Entertainment » Movies

Review: New 4K Restoration of 'Claudine' an Incredible Release from Criterion

by Sam Cohen
EDGE Media Network Contributor
Tuesday Oct 13, 2020
Review: New 4K Restoration of 'Claudine' an Incredible Release from Criterion

Especially given the latest inclusion and representation standards announced by the Academy of Motion Picture Arts and Sciences, it's an interesting time to look back and see the films that the Academy overlooked, or, worse, chose as an attempt to seem more dedicated to inclusion. "Claudine," truly is one of the great works about the dehumanization of Black people by the welfare system and, yes, a genuinely touching and heart-rending romantic drama. It has the wit and verve that definitely pissed off Oscar voters in 1974, as its representation of Black life is a lot more realistic, nuanced, vulgar, and layered than normal awards fare of that era. As a matter of fact, it sidesteps prestige trappings at every turn.

The new 4K restoration of "Claudine" from the original 35mm camera negative offers deep filmic textures and vibrant colors, and the new Blu-ray from the Criterion Collection gives it the proper presentation with a maxed-out bitrate. Add in a bevy of special features, including an in-depth audio interview with Diahann Carroll from a 1974 AFI Harold Lloyd Master Seminar, and you have another winning release of a film that deserves your attention.

Claudine (Carroll) is a single mother of six kids living in Harlem, whose budding relationship with a towering garbage man named Rupert Marshall (James Earl Jones) faces the stressing realities of an oppressive society. Their woes may be underscored by the restrictions put onto Black people in the 1970s (and today, unfortunately), but "Claudine" offer an empathetic and bittersweet look at the Black working class struggle that other films don't.

Among the many incredible things about "Claudine" is the score by Curtis Mayfield that's performed by Gladys Knight and the Pips. The opening song of the film is chock full of innuendo, and is actually pretty blatant about sex, which is something frequently stripped from Black stories in popular Hollywood cinema, especially films made during the 1970s. The sunny soundtrack is one of the great number of reasons why the film soars in a soulful way. To director John Barry, Gladys Knight's voice is used like an instrument, but it's only used to embolden what's already on screen. The goal here is to find the delicate balance between Black reality and giving Black romance the nuanced representation that's so often missing. "Claudine" hits that note, and sings it loud.
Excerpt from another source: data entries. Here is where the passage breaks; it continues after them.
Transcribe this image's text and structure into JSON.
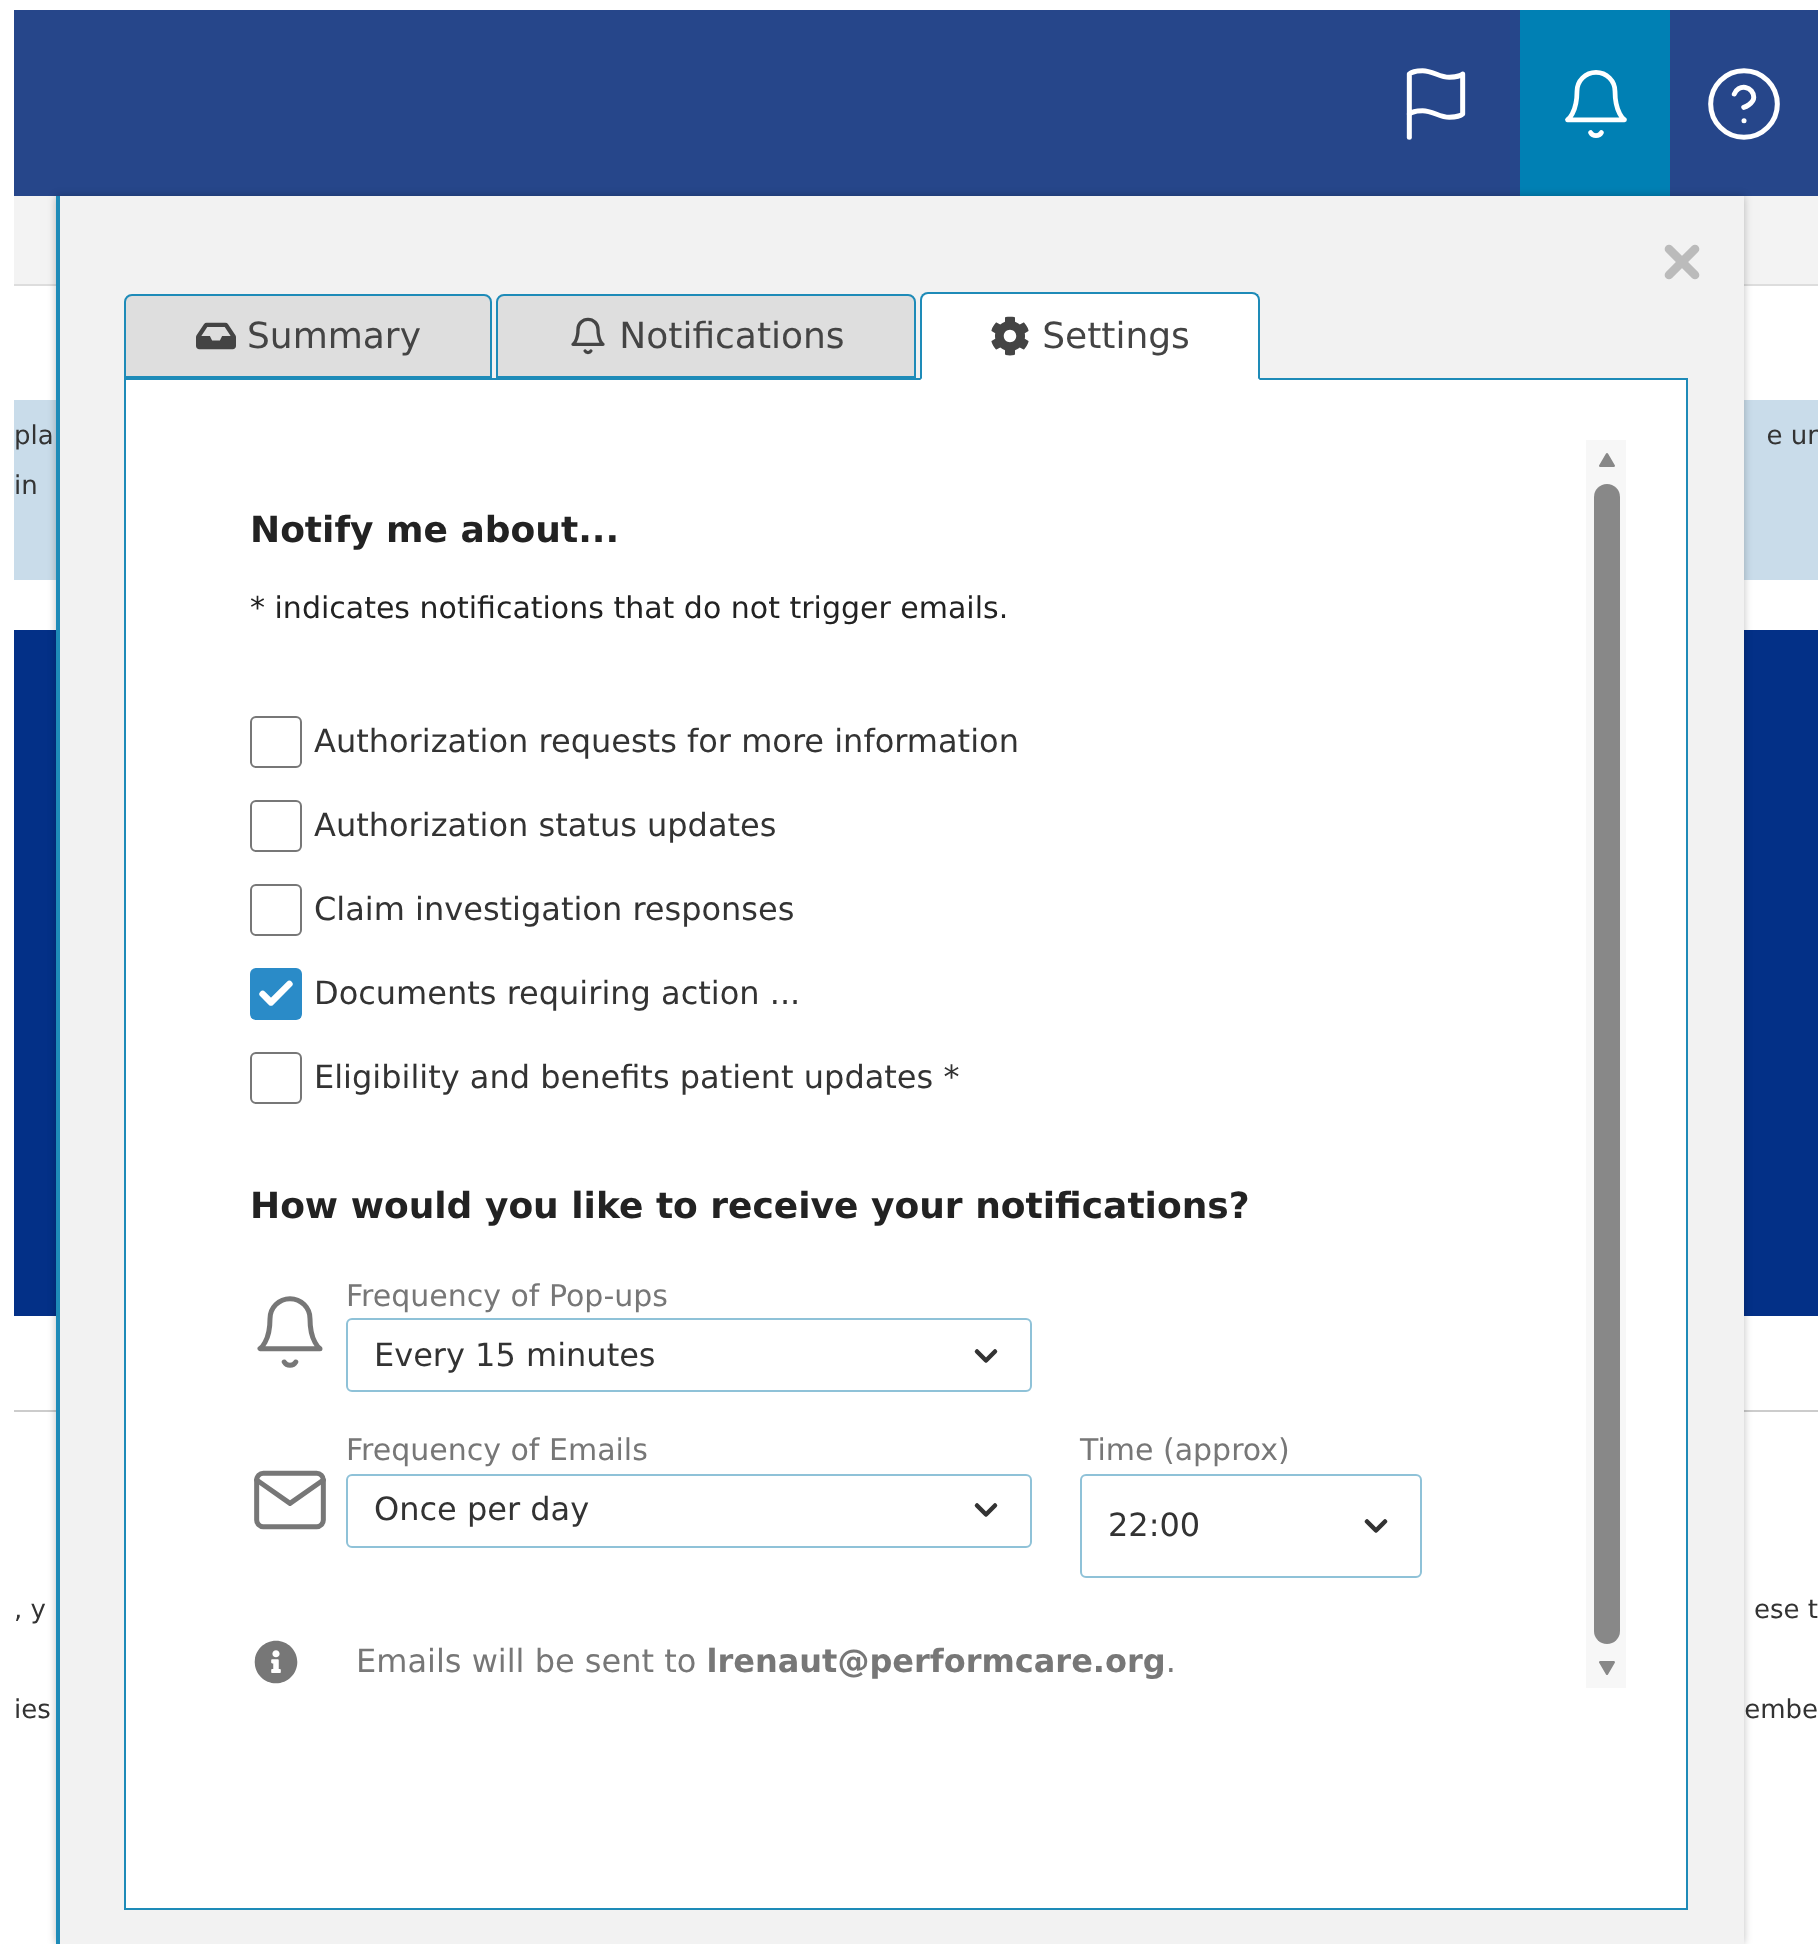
{
  "background": {
    "left_fragments": [
      "pla",
      "in",
      ", y",
      "ies"
    ],
    "right_fragments": [
      "e ur",
      "ese t",
      "embe"
    ]
  },
  "dialog": {
    "tabs": [
      {
        "label": "Summary",
        "selected": false
      },
      {
        "label": "Notifications",
        "selected": false
      },
      {
        "label": "Settings",
        "selected": true
      }
    ],
    "heading": "Notify me about...",
    "note": "* indicates notifications that do not trigger emails.",
    "options": [
      {
        "label": "Authorization requests for more information",
        "checked": false
      },
      {
        "label": "Authorization status updates",
        "checked": false
      },
      {
        "label": "Claim investigation responses",
        "checked": false
      },
      {
        "label": "Documents requiring action ...",
        "checked": true
      },
      {
        "label": "Eligibility and benefits patient updates *",
        "checked": false
      }
    ],
    "delivery_heading": "How would you like to receive your notifications?",
    "popup_frequency": {
      "label": "Frequency of Pop-ups",
      "value": "Every 15 minutes"
    },
    "email_frequency": {
      "label": "Frequency of Emails",
      "value": "Once per day"
    },
    "time": {
      "label": "Time (approx)",
      "value": "22:00"
    },
    "email_note": "Emails will be sent to **lrenaut@performcare.org**."
  }
}
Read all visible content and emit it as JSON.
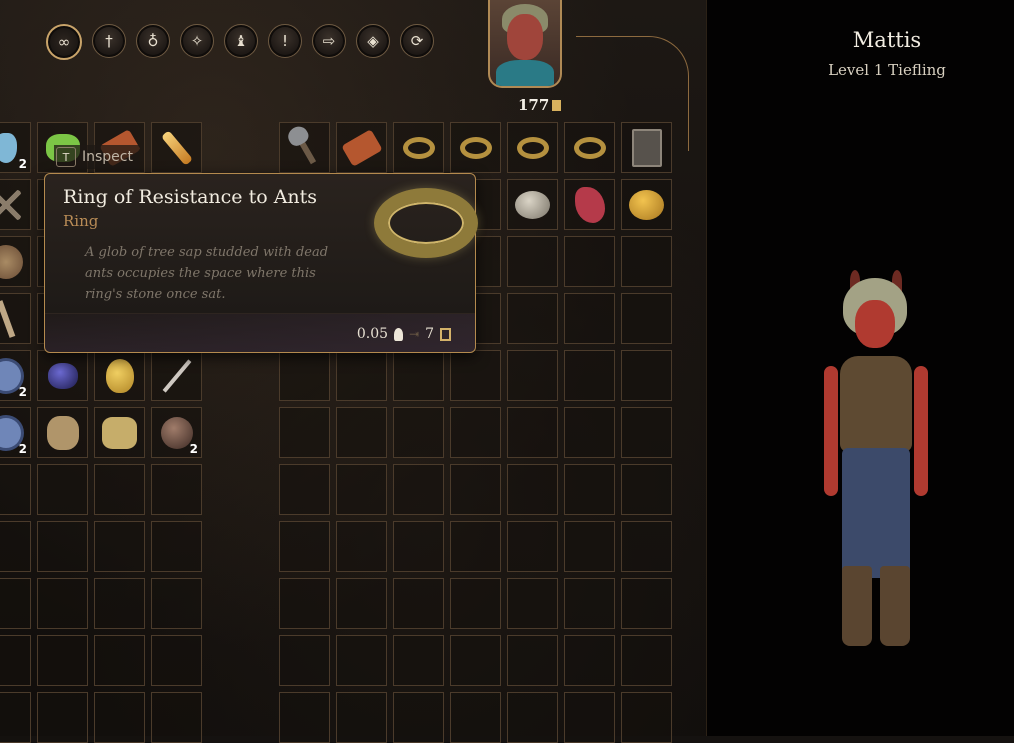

The terrific audio interview with Diahann Carroll alone makes this release worth picking up, as it has Carroll recounting her experience in replacing Diana Sands as the main character in the film. There's also a great conversation between filmmaker Robert Townsend and Ashley Clark that has Townsend breaking down the many reasons why he loves "Claudine," but also applying a filmmaker's technical point of view to it. This release comes highly recommended. Other special features include:

• Audio commentary from 2003 featuring actors Diahann Carroll, James Earl Jones and Lawrence Hilton-Jacobs; filmmaker George Tillman Jr.; and Dan Pine, the son of screenwriters Lester Pine and Tina Pine
• New interview with film critic Imogen Sara Smith on director John Barry
• Booklet essay by critic Danielle A. Jackson

"Claudine" is out on Blu-ray from the Criterion Collection on October 13.